ADR-016 — L1 empty by default; opt-in per camera+lens¶
Status · Accepted Date · 2026-04-27 TA anchor ·/components/synthesizer Related RFC · RFC-015 (EXIF auto-binding rules)
Context¶
L1 (technical correction) covers lens correction, profiled denoise, hot pixel removal, and similar fixes that depend on camera + lens combination. A fisheye lens shouldn't be lens-corrected (the projection is the point). A clean low-ISO image doesn't need denoise. Defaulting L1 on for all images would over-process; defaulting it off for all images would force every photographer to opt in repeatedly.
Decision¶
L1 is empty by default for any image. Photographers opt in via per-camera+lens bindings declared in ~/.chemigram/config.toml:
[[layers.L1.bindings]]
camera = "NIKON D850"
lens = "AF-S Nikkor 24-70mm f/2.8E ED VR"

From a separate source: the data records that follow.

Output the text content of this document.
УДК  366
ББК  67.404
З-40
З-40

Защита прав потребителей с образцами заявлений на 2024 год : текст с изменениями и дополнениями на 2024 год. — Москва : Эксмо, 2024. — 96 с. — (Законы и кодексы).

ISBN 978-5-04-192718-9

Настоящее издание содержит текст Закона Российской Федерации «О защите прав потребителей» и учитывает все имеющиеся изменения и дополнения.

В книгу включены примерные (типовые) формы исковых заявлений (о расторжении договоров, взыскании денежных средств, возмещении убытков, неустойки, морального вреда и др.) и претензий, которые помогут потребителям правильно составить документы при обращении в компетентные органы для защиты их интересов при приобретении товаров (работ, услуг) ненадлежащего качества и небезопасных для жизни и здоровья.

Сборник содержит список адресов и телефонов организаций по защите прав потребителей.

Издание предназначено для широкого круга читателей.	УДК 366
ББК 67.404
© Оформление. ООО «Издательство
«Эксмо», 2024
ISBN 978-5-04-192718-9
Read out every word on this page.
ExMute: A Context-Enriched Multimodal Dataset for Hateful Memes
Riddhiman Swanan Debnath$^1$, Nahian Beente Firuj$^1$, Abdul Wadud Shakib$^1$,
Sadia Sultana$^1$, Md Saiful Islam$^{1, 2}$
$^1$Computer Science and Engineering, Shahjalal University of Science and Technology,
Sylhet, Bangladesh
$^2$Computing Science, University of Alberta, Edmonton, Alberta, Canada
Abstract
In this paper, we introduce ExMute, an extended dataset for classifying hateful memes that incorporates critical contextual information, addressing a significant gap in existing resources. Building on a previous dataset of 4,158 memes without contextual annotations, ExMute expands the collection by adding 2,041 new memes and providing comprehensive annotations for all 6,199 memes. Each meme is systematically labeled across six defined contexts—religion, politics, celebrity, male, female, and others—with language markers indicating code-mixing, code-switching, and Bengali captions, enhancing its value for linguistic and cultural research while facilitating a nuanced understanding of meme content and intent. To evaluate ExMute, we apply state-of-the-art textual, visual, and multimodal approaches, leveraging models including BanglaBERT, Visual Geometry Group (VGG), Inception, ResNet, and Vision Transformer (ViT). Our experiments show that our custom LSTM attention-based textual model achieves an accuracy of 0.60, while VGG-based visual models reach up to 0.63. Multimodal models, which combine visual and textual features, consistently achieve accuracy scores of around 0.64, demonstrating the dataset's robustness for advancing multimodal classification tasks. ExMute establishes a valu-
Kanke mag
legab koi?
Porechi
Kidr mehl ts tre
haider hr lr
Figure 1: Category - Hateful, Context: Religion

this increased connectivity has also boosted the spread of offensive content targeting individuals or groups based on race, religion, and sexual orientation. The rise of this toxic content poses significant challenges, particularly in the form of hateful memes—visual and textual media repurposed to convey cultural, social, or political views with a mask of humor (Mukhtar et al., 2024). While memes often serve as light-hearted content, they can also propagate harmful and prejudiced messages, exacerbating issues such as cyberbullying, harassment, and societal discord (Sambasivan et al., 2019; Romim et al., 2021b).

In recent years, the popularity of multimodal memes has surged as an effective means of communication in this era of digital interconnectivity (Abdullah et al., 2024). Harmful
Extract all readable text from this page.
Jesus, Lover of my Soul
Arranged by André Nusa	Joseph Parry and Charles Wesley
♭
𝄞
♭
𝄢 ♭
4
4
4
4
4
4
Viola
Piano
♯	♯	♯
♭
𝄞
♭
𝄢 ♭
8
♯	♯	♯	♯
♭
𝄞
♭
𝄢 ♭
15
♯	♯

template = "lens_correct_full + denoise_auto"
[[layers.L1.bindings]]
camera = "NIKON D850"
lens = "AF-S Fisheye Nikkor 8-15mm f/3.5-4.5E ED"
template = "denoise_auto" # NO lens correction — preserve fisheye projection
Auto-resolution by EXIF picks the right binding per image: exact match (camera + lens), then camera-only fallback, then nothing.
Rationale¶
- Safety. A surprised photographer (e.g., fisheye over-corrected by default) is worse than a mildly inconvenienced one (had to add a binding once).
- Per-camera+lens granularity. Lens correction has to be lens-specific; embedding the granularity in the binding pattern matches the actual problem shape.
- Templates. The starter vocabulary provides a small set of templates (
lens_correct_full,lens_correct_distortion_only,denoise_auto,chromatic_aberration_only); the photographer composes bindings from these. - One-time setup. Once the photographer's gear list is bound in
config.toml, they don't think about L1 again.
Alternatives considered¶
- Always-on L1 with per-image override: rejected — produces surprising over-processing for edge cases (fisheye, low-ISO, intentional lens character).
- Camera-only bindings (ignore lens): rejected — loses the fisheye exception case and similar lens-specific decisions.
- GUI-based binding management: out of scope (Chemigram has no UI). TOML is hand-edited; this is acceptable for a per-photographer one-time setup.
Consequences¶
Positive: - No surprising default processing applied to images - Per-lens granularity supports edge cases naturally - Setup cost is one-time per camera+lens combination - EXIF auto-resolution removes per-image decisions once bindings exist
Negative: - Photographers without bindings get no L1 (they must notice this and configure) - TOML editing is a setup friction (mitigated: small file, well-documented)
Implementation notes¶
src/chemigram_core/bind.py implements EXIF reading and binding resolution. Resolution rules: exact (camera+lens) → camera-only → nothing. Resolution result is stored in the per-image metadata.json as auto_binding.l1. RFC-015 specifies the resolution algorithm in detail.